09/06/2016

Mauro Poggia n'est pas raciste. Ni xénophobe. Sauf à l'égard des Français

Pas raciste pour deux sous Mauro Poggia. Ni xénophobe. Sauf à l’égard des Français. Lorsqu’à la télévision, il énumère « les différentes vagues d’émigration qui ont su parfaitement s’intégrer en Suisse », il oublie les Français… Qui ont pourtant toujours été au moins aussi nombreux que les Italiens, les Portugais ou les Kossovars. Un simple oubli ? Que nenni, parce qu’il se demande, quelques minutes plus tard : « pourquoi est-ce que les Français n’ont pas su s’intégrer ? Est-ce qu’il n’y a pas une spécificité ? »  Sauf que les Français parfaitement intégrés en Suisse sont plus de 150 000 et qu’on estime le nombre de doubles nationaux a plus de 100 000. Dont à Genève, un très grand nombre de conseillers administratifs et conseillers d’Etat présents et passés.
Le problème n’est donc clairement pas dans la nationalité d’origine. Elle n’est pas non plus dans l’éloignement du lieu d’origine comme il tente de le faire croire en dénonçant les « euro-frontaliers ». Parce que les Italiens comme lui, les Espagnols, les Portugais, les Tunisiens ou les Yougoslaves des vagues précédentes, dont il loue les capacités d’intégration, venaient d’au moins aussi loin. Ils acceptaient de travailler pour moins cher que les Suisses d’alors pour faire les sales boulots et c’est pour ça qu’ils étaient engagés.
Ces immigrés européens ou extra-européens habitaient dans des baraquements ou s’entassaient dans des immeubles vite construits dont les loyers étaient 3 à 4 fois moins chers au m2 qu’à la Vieille Ville. C'est moins vrai aujourd'hui pour les baraquements, heureusement, mais ça l'est toujours pour les loyers.
La seule différence, c’est que ces vagues d’immigration d’hier et d'aujourd'hui concernent des emplois sans qualification d'ouvriers agricoles, d’usine ou du bâtiment. Alors que pour les frontaliers, on parle de jobs de cadres ou de techniciens spécialisés. En plus, avec leurs revenus suisses, les frontaliers peuvent acquérir des maisons – ce que souligne Mauro Poggia – alors qu’à salaire égal, à l’intérieur du canton, on obtient au mieux de louer un appart pas trop grand… En fait, tout cela n’est qu’une affaire de jalousie mal placée.

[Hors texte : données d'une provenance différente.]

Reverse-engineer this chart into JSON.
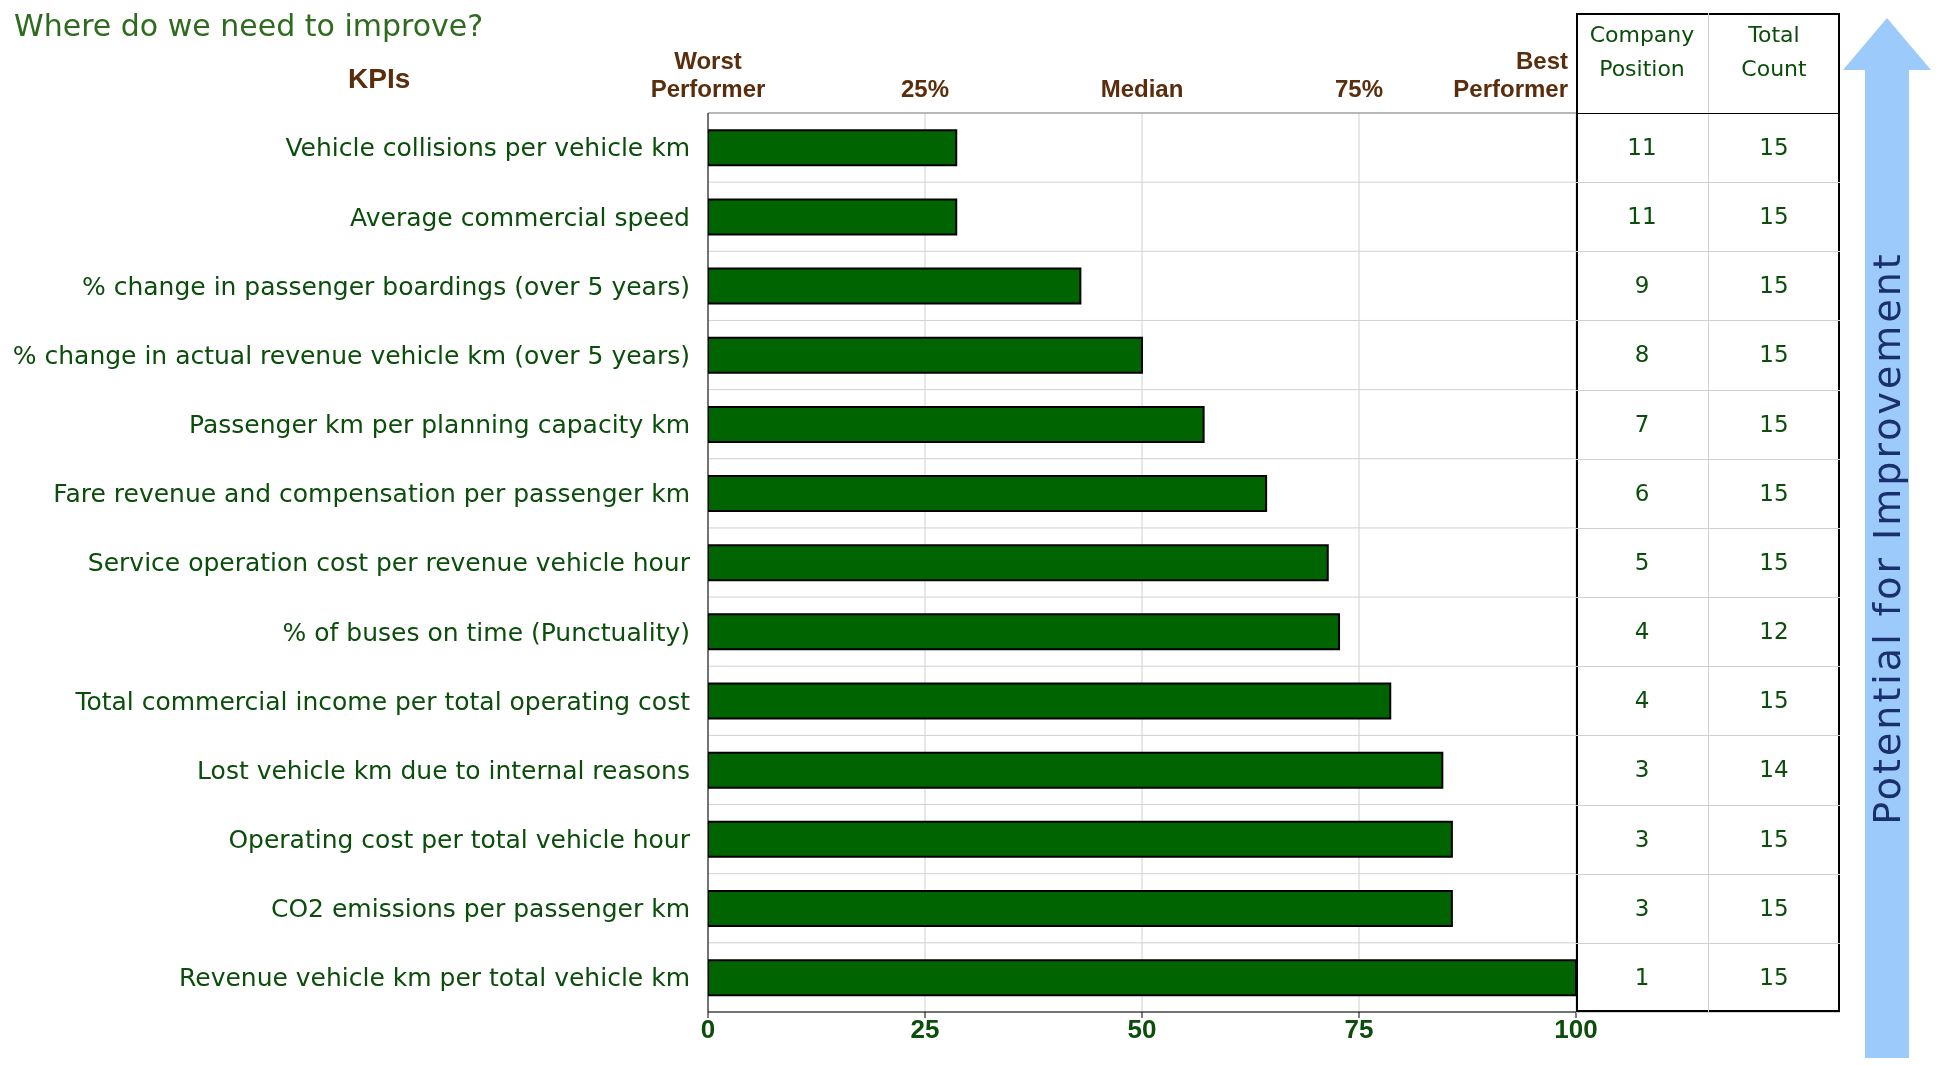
{
  "chart_data": {
    "type": "bar",
    "orientation": "horizontal",
    "title": "Where do we need to improve?",
    "ylabel": "KPIs",
    "categories": [
      "Vehicle collisions per vehicle km",
      "Average commercial speed",
      "% change in passenger boardings (over 5 years)",
      "% change in actual revenue vehicle km (over 5 years)",
      "Passenger km per planning capacity km",
      "Fare revenue and compensation per passenger km",
      "Service operation cost per revenue vehicle hour",
      "% of buses on time (Punctuality)",
      "Total commercial income per total operating cost",
      "Lost vehicle km due to internal reasons",
      "Operating cost per total vehicle hour",
      "CO2 emissions per passenger km",
      "Revenue vehicle km per total vehicle km"
    ],
    "values": [
      28.6,
      28.6,
      42.9,
      50,
      57.1,
      64.3,
      71.4,
      72.7,
      78.6,
      84.6,
      85.7,
      85.7,
      100
    ],
    "color": "#006400",
    "xlim": [
      0,
      100
    ],
    "xticks": [
      0,
      25,
      50,
      75,
      100
    ],
    "x2lim": [
      0,
      100
    ],
    "x2ticks": [
      {
        "value": 0,
        "label": "Worst Performer"
      },
      {
        "value": 25,
        "label": "25%"
      },
      {
        "value": 50,
        "label": "Median"
      },
      {
        "value": 75,
        "label": "75%"
      },
      {
        "value": 100,
        "label": "Best Performer"
      }
    ],
    "grid": true,
    "annotations": [
      "Company Position",
      "Total Count",
      "Potential for Improvement",
      "11",
      "15",
      "11",
      "15",
      "9",
      "15",
      "8",
      "15",
      "7",
      "15",
      "6",
      "15",
      "5",
      "15",
      "4",
      "12",
      "4",
      "15",
      "3",
      "14",
      "3",
      "15",
      "3",
      "15",
      "1",
      "15"
    ]
  }
}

Jalousie mal placée, parce que personne n’empêche aucun résident d’aller vivre de l’autre côté pour devenir propriétaire si ça lui chante. Hormis les préjugés. A Paris, si vous préférez un appart plus petit à l’intérieur du périf qu’un appart deux fois plus grand ou même une maison à l’extérieur, pour le même prix, c’est votre choix. Il ne vous viendrait pas à l’idée ensuite de vouloir mettre une barrière à l’accès des banlieusards au marché du travail.
STATISTIQUES MANIPULEES
D'un autre côté, Garçon, Infrarouge et leurs statistiques sont bien gentils, mais montrer que le nombre de frontaliers a quasi doublé en dix ans, sans dire que le nombre de places de travail a augmenté en parallèle et que le nombre de chômeurs, lui, a sérieusement baissé (de 23 000 à 18 000...), c’est se foutre du monde et jeter de l’huile sur le feu. Les frontaliers sont venus occuper des places de travail vacantes et ce flux a permis à l’économie de la Suisse romande d’enregistrer des taux de croissance inégalés au cœur d’une Europe en crise. On peut vouloir arrêter ce flux. fermer les vannes et couper Genève de son agglomération. Mais il faut savoir que le corollaire serait inévitablement une perte de la compétitivité helvétique, et in fine une réduction drastique du niveau de vie, avec des risques de chômage accrus. Bien plus importants qu’en laissant jouer la concurrence.